Now I've got FUSE embedded in the program and I've managed to extract the filesystem out of the application data into a temporary file so that FUSE can mount / use it.

The problem I have now is writing the temporary file back into the application file. I get "Text file busy" presumably because the application has locked itself and won't let writes occur.

Is there a way I can force the file to become unlocked so I can write data to it? (It's important to note that I'm not changing the application binary area - just rewriting the ext2 component.) It needs to be unlocked without requiring root permissions (unlocked by the same user who started the application).

A: 

What I would do:

  1. Launch AppFS
  2. Extract only the executable part into a file (without the FS)
  3. Run the extracted executable giving as parameter the original executable (with FS attached)
  4. Modify the original executable from the extracted program (no problems - the executable is no longer running)
  5. Self delete the extracted program when exiting

What you need to do:

  1. Modify the AppFS application to make it do steps 2, 3, 4 and 5 from the previous enumeration.

I don't see any other way for doing this.

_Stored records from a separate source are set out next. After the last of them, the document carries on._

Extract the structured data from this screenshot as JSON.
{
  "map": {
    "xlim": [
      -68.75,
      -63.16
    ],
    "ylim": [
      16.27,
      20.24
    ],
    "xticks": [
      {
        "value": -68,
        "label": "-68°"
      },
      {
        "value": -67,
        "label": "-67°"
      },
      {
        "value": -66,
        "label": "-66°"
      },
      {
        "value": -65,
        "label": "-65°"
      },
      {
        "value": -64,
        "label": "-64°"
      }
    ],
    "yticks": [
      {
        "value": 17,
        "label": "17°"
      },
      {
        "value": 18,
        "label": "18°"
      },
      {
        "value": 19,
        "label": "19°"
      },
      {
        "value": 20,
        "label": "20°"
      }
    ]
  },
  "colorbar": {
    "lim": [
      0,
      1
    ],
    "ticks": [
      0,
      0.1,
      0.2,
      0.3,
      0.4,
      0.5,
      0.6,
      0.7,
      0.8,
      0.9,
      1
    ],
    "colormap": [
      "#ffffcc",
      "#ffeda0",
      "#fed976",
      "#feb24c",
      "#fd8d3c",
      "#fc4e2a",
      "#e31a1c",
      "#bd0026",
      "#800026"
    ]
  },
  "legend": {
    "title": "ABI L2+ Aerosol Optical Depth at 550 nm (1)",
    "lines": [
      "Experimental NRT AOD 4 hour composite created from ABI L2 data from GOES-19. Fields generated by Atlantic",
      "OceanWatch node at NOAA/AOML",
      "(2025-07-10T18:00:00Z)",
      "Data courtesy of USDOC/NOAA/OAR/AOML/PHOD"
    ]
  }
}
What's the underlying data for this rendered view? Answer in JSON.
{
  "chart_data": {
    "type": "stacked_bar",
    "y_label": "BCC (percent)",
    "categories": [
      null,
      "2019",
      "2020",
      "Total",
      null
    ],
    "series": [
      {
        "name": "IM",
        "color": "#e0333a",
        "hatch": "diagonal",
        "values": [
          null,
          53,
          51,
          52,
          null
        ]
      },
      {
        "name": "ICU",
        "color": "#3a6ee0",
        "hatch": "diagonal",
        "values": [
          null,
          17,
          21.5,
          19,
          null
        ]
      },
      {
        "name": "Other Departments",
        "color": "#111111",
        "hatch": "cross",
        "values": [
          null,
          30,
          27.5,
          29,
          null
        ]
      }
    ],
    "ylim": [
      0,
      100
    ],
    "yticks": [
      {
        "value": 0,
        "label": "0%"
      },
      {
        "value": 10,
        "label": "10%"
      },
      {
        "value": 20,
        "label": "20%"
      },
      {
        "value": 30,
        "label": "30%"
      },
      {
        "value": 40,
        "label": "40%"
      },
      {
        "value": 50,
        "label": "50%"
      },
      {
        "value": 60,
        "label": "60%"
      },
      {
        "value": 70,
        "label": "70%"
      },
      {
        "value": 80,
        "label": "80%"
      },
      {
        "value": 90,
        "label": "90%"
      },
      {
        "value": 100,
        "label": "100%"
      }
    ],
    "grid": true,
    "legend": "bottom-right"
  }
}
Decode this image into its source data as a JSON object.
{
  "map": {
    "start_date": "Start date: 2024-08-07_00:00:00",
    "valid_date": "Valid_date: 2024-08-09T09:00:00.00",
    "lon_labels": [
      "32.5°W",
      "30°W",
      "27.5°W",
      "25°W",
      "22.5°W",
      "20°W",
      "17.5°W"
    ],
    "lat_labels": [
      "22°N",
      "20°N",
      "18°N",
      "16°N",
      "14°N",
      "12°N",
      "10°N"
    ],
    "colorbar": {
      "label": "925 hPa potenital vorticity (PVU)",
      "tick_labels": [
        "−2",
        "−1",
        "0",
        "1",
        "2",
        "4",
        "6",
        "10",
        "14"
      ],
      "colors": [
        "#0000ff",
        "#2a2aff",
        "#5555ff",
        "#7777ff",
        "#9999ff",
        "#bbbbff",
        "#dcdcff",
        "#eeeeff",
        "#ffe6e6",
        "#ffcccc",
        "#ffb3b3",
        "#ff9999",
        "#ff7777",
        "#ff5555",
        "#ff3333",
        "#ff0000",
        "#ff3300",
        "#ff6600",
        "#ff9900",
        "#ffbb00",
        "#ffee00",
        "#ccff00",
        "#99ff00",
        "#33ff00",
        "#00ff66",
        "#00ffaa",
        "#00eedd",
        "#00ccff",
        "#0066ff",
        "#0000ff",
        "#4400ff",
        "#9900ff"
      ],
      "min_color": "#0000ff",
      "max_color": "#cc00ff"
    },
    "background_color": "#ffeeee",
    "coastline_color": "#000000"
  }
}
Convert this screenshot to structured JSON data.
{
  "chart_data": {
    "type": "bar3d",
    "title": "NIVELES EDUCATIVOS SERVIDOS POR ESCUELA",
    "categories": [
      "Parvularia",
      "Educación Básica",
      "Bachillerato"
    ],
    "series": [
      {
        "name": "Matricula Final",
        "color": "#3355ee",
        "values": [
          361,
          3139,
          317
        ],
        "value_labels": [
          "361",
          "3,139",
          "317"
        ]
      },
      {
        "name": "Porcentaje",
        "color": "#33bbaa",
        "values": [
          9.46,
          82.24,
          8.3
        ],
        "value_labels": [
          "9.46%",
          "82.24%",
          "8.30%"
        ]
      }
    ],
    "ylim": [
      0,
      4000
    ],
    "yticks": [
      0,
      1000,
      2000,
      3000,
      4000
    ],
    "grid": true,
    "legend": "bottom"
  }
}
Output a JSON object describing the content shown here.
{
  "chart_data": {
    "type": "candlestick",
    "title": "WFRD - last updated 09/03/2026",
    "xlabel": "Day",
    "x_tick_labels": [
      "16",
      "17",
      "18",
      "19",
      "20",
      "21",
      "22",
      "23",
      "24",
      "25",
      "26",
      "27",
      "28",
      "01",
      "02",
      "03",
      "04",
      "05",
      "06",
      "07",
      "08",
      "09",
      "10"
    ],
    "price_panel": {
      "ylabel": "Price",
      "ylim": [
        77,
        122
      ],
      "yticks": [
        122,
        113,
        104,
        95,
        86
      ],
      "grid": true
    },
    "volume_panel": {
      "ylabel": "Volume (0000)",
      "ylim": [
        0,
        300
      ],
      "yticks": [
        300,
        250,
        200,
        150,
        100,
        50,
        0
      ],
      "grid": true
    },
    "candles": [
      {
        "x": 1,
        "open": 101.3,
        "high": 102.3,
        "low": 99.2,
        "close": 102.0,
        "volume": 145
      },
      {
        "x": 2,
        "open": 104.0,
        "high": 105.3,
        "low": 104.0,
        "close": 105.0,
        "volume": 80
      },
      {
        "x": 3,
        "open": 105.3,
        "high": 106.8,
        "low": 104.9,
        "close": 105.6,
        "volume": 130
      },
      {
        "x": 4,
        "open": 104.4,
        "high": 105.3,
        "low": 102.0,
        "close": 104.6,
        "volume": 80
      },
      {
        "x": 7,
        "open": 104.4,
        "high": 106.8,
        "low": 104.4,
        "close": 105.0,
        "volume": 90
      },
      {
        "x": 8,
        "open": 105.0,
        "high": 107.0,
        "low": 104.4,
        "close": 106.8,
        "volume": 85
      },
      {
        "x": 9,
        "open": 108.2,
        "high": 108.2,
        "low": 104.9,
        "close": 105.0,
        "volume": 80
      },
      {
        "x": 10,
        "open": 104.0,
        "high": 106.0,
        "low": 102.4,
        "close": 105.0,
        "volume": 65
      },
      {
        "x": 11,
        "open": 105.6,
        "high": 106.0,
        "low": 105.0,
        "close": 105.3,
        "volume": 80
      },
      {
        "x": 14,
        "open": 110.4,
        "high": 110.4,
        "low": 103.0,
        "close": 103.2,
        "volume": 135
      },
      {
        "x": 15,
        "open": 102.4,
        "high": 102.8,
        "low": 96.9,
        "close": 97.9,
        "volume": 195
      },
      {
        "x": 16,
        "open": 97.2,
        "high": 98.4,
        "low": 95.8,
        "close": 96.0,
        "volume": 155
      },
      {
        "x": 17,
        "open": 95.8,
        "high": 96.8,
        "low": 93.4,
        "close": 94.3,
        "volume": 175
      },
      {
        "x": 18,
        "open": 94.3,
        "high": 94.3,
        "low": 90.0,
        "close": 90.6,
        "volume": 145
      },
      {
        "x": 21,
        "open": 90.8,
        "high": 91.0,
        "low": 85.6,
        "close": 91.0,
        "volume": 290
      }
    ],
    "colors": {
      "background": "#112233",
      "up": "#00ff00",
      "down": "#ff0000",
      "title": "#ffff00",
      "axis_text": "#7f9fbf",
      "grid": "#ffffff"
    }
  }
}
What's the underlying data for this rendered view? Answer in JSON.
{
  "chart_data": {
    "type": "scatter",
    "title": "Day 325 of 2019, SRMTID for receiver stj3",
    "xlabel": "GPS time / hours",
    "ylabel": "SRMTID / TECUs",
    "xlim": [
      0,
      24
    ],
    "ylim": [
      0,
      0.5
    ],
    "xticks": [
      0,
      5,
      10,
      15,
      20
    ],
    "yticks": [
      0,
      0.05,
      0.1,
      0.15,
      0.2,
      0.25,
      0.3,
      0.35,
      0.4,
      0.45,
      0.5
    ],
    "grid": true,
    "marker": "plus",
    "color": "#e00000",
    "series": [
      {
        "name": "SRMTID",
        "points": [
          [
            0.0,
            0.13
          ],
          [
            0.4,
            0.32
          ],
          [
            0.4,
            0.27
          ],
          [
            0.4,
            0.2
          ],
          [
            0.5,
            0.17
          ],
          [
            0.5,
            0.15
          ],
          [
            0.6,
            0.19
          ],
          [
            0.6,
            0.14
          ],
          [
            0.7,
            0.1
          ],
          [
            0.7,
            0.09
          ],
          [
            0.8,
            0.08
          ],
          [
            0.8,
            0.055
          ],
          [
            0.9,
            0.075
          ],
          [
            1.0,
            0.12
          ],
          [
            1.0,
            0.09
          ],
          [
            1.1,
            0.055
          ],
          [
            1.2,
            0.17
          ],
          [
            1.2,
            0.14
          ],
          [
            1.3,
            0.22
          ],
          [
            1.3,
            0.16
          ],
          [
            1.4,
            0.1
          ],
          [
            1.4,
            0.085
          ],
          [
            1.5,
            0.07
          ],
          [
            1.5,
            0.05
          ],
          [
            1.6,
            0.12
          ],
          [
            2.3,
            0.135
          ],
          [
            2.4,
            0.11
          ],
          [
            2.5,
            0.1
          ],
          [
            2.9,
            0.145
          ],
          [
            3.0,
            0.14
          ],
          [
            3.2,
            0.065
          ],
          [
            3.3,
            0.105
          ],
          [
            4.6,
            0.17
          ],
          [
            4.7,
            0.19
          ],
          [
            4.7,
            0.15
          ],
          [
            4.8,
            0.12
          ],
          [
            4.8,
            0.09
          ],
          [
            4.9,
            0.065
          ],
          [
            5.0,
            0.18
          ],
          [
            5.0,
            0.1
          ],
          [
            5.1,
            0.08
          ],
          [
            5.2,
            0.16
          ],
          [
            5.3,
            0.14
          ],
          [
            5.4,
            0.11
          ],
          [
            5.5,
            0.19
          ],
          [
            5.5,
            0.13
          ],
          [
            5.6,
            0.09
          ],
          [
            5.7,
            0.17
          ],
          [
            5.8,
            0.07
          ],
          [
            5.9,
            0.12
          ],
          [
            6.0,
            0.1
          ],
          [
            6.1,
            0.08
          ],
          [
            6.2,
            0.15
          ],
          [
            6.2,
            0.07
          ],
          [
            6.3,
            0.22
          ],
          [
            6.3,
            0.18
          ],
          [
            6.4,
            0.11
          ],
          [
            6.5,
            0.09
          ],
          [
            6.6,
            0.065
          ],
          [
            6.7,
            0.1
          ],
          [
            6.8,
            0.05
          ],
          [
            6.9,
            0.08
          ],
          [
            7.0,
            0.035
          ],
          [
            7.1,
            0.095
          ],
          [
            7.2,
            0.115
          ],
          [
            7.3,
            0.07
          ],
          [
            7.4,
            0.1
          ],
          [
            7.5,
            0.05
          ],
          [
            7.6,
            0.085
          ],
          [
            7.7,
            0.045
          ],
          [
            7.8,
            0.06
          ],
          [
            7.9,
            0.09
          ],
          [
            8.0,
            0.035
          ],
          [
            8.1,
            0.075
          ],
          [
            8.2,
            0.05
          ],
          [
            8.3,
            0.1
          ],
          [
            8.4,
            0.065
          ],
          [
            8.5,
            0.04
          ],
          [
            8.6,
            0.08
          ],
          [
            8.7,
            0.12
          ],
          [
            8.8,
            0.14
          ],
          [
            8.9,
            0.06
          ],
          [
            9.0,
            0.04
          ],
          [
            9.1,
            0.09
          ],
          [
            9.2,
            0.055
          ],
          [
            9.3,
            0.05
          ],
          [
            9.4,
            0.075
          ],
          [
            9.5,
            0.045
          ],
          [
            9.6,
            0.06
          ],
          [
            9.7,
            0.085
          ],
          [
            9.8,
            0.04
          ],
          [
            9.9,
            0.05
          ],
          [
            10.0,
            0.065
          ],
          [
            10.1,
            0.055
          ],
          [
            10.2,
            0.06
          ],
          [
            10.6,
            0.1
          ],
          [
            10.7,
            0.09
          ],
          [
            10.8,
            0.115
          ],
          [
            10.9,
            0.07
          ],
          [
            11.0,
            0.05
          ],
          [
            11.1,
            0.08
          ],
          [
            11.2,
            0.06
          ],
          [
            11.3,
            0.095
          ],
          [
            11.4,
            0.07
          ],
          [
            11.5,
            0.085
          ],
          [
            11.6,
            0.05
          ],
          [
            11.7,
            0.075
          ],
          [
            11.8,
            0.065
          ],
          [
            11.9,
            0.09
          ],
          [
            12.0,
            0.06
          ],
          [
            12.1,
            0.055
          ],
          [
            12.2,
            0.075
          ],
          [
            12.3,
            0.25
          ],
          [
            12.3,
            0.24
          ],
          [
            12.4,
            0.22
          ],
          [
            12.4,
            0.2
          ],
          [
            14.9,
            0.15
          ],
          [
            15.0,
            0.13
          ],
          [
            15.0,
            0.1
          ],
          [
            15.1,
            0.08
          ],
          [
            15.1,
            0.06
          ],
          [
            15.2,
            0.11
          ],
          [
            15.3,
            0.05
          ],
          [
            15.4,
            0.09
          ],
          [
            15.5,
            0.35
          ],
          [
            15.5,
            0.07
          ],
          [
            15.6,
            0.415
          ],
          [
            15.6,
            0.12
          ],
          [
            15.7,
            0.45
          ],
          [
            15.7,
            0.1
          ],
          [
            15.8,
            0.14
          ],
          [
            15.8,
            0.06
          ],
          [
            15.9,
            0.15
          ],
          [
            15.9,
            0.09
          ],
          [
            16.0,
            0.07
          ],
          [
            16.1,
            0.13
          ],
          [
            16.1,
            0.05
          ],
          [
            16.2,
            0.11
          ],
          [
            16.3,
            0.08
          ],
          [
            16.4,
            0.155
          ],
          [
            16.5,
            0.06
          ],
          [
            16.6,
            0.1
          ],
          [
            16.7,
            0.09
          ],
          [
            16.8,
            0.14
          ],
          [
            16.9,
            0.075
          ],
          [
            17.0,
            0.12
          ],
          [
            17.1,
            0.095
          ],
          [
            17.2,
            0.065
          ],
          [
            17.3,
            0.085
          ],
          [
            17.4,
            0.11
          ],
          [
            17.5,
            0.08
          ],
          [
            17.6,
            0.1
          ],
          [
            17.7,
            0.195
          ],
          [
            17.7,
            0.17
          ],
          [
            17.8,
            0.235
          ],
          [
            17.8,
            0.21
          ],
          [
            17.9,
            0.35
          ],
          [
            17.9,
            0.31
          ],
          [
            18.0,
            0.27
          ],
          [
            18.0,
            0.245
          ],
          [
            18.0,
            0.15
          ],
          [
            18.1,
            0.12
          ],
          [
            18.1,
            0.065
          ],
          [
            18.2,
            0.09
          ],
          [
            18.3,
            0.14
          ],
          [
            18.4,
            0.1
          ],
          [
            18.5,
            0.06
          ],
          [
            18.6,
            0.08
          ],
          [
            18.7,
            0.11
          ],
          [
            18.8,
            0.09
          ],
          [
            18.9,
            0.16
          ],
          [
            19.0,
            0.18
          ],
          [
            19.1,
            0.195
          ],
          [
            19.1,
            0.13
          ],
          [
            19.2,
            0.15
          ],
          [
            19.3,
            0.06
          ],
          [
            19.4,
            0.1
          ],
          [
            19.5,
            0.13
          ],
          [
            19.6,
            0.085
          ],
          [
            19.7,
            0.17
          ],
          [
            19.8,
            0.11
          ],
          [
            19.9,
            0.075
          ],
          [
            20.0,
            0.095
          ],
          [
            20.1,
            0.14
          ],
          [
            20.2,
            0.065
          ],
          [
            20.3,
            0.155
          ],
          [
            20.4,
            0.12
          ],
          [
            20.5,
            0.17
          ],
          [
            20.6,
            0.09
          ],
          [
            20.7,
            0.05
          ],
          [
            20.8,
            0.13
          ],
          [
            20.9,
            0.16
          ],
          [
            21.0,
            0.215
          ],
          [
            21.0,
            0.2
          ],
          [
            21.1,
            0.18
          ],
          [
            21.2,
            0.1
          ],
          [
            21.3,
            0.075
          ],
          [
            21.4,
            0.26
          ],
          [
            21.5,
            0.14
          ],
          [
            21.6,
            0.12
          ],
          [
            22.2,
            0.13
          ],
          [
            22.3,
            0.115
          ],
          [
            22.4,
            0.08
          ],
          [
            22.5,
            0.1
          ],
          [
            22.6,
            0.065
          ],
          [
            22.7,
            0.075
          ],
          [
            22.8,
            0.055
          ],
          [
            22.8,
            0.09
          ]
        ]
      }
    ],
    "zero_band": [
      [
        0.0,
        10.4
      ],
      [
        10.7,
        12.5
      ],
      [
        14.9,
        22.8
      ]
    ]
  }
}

This architecture resembles the architecture of a SFX.

Iulian Şerbănoiu
Actually the AppFS application runs a FUSE filesystem, so it can't be stopped. Nevertheless I have solved my own problem and will attach the solution below/above.
Hach-Que
+1  A: 

The solution to this problem was to rename the existing application name (to a location within a temporary directory) and to then move the new (generated) file back in it's place and apply the same umask / uid / gid that the old one had. Once it's moved, you can safely just unlink the running executable.

It's a bit of a hacky workaround (I especially don't like the fact that the application is entirely removed and replaced), but it works.